My eyes snapped open.
Moonlight spilled across the room, catching the edge of the dresser and the mess of clothes on the floor. Ophelia was curled against me, her face tucked into my shoulder, her breaths puffing softly against my skin.
For half a second, I thought I’d imagined it—until I saw him.
A figure stood in the doorway. Black hoodie. Gloves.
The Sphinx mask glinting in the dark.
My pulse skyrocketed.
He didn’t move at first…just stared at me. Then, with a flick of his wrist, he tossed something onto the bed—a crimson envelope that slid across the sheet and stopped against my thigh.
“Who needs porn,” he murmured, voice muffled and mocking behind the mask, “when I’m assigned to Matthew Adler?”
I was on my feet before I could think, muscles tight and ready to break something.
But he was already gone. The door hung open, the hallway empty.
For a long moment, the only sound was the faint hum of the air vent and Ophelia’s quiet breathing.
I looked down at the envelope. Same crimson wax. Same seal. Same sick feeling in my gut.
It had to be the same bastard who’d been in my closet the other night. Asshole. He was just lucky Ophelia had been covered up, or he would have been dead.
My jaw clenched.
We needed a security system. Cameras. Motion sensors. Something. Because clearly, door locks didn’t mean shit around here.
I picked up the envelope, the paper thick and smooth under my fingers. I didn’t have to open it to know what it was.
My next Sphinx trial.
I tore it open carefully, the seal snapping with acrack. A single sheet slid out, crisp white, the message printed in clean block letters that made my stomach tighten.
VOL NAVY DOCKS. ONE HOUR. COME ALONE.
Of course.
The docks on the Tennessee River weren’t just some random meeting spot. Everyone on campus knew them. The Vol Navy had been a Tennessee tradition since the sixties—hundreds of boats docking near Neyland Stadium on game days, the river choked with orange and white, beer, and noise.

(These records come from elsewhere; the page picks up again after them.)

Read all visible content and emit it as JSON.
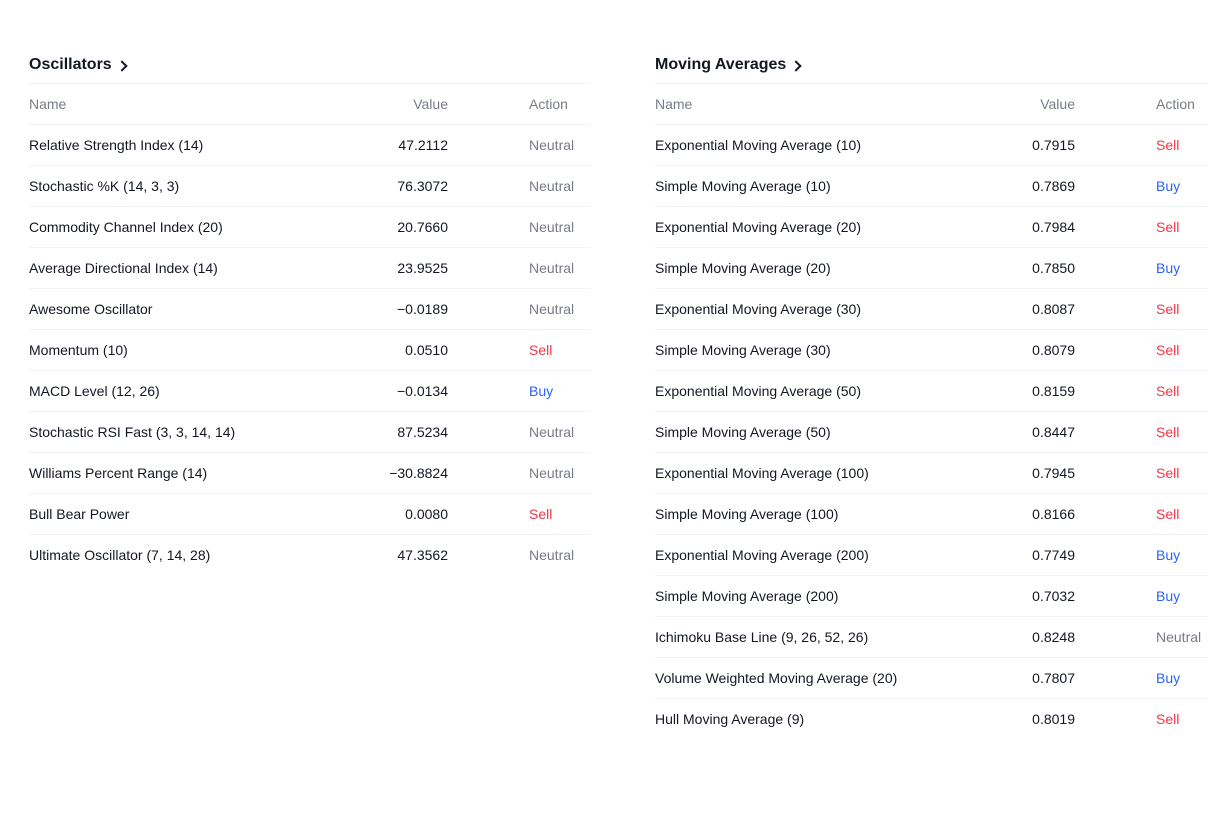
{
  "oscillators": {
    "title": "Oscillators",
    "columns": {
      "name": "Name",
      "value": "Value",
      "action": "Action"
    },
    "rows": [
      {
        "name": "Relative Strength Index (14)",
        "value": "47.2112",
        "action": "Neutral"
      },
      {
        "name": "Stochastic %K (14, 3, 3)",
        "value": "76.3072",
        "action": "Neutral"
      },
      {
        "name": "Commodity Channel Index (20)",
        "value": "20.7660",
        "action": "Neutral"
      },
      {
        "name": "Average Directional Index (14)",
        "value": "23.9525",
        "action": "Neutral"
      },
      {
        "name": "Awesome Oscillator",
        "value": "−0.0189",
        "action": "Neutral"
      },
      {
        "name": "Momentum (10)",
        "value": "0.0510",
        "action": "Sell"
      },
      {
        "name": "MACD Level (12, 26)",
        "value": "−0.0134",
        "action": "Buy"
      },
      {
        "name": "Stochastic RSI Fast (3, 3, 14, 14)",
        "value": "87.5234",
        "action": "Neutral"
      },
      {
        "name": "Williams Percent Range (14)",
        "value": "−30.8824",
        "action": "Neutral"
      },
      {
        "name": "Bull Bear Power",
        "value": "0.0080",
        "action": "Sell"
      },
      {
        "name": "Ultimate Oscillator (7, 14, 28)",
        "value": "47.3562",
        "action": "Neutral"
      }
    ]
  },
  "moving_averages": {
    "title": "Moving Averages",
    "columns": {
      "name": "Name",
      "value": "Value",
      "action": "Action"
    },
    "rows": [
      {
        "name": "Exponential Moving Average (10)",
        "value": "0.7915",
        "action": "Sell"
      },
      {
        "name": "Simple Moving Average (10)",
        "value": "0.7869",
        "action": "Buy"
      },
      {
        "name": "Exponential Moving Average (20)",
        "value": "0.7984",
        "action": "Sell"
      },
      {
        "name": "Simple Moving Average (20)",
        "value": "0.7850",
        "action": "Buy"
      },
      {
        "name": "Exponential Moving Average (30)",
        "value": "0.8087",
        "action": "Sell"
      },
      {
        "name": "Simple Moving Average (30)",
        "value": "0.8079",
        "action": "Sell"
      },
      {
        "name": "Exponential Moving Average (50)",
        "value": "0.8159",
        "action": "Sell"
      },
      {
        "name": "Simple Moving Average (50)",
        "value": "0.8447",
        "action": "Sell"
      },
      {
        "name": "Exponential Moving Average (100)",
        "value": "0.7945",
        "action": "Sell"
      },
      {
        "name": "Simple Moving Average (100)",
        "value": "0.8166",
        "action": "Sell"
      },
      {
        "name": "Exponential Moving Average (200)",
        "value": "0.7749",
        "action": "Buy"
      },
      {
        "name": "Simple Moving Average (200)",
        "value": "0.7032",
        "action": "Buy"
      },
      {
        "name": "Ichimoku Base Line (9, 26, 52, 26)",
        "value": "0.8248",
        "action": "Neutral"
      },
      {
        "name": "Volume Weighted Moving Average (20)",
        "value": "0.7807",
        "action": "Buy"
      },
      {
        "name": "Hull Moving Average (9)",
        "value": "0.8019",
        "action": "Sell"
      }
    ]
  },
  "colors": {
    "sell": "#f23645",
    "buy": "#2962ff",
    "neutral": "#787b86",
    "text": "#131722",
    "divider": "#f0f3fa"
  },
  "icons": {
    "header_chevron": "chevron-right-icon"
  }
}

But right now, it was the middle of the night. The boats would be gone. The docks empty. Quiet.
The perfect place for the Sphinx.
I exhaled slowly, glancing toward the bed. Ophelia hadn’t moved, still tangled in the sheets, the faint rise and fall of her chest catching in the moonlight.
She made a small sound, half sigh, half whimper, and her face scrunched like she was fighting something in her sleep. A second later, her hand reached out, searching blindly across the empty space where I’d been.
My chest tightened.
Even asleep, she noticed when I wasn’t there.
She might not have said the words yet, but she didn’t need to.
She totally loved me.
And I’d get the words out of her someday.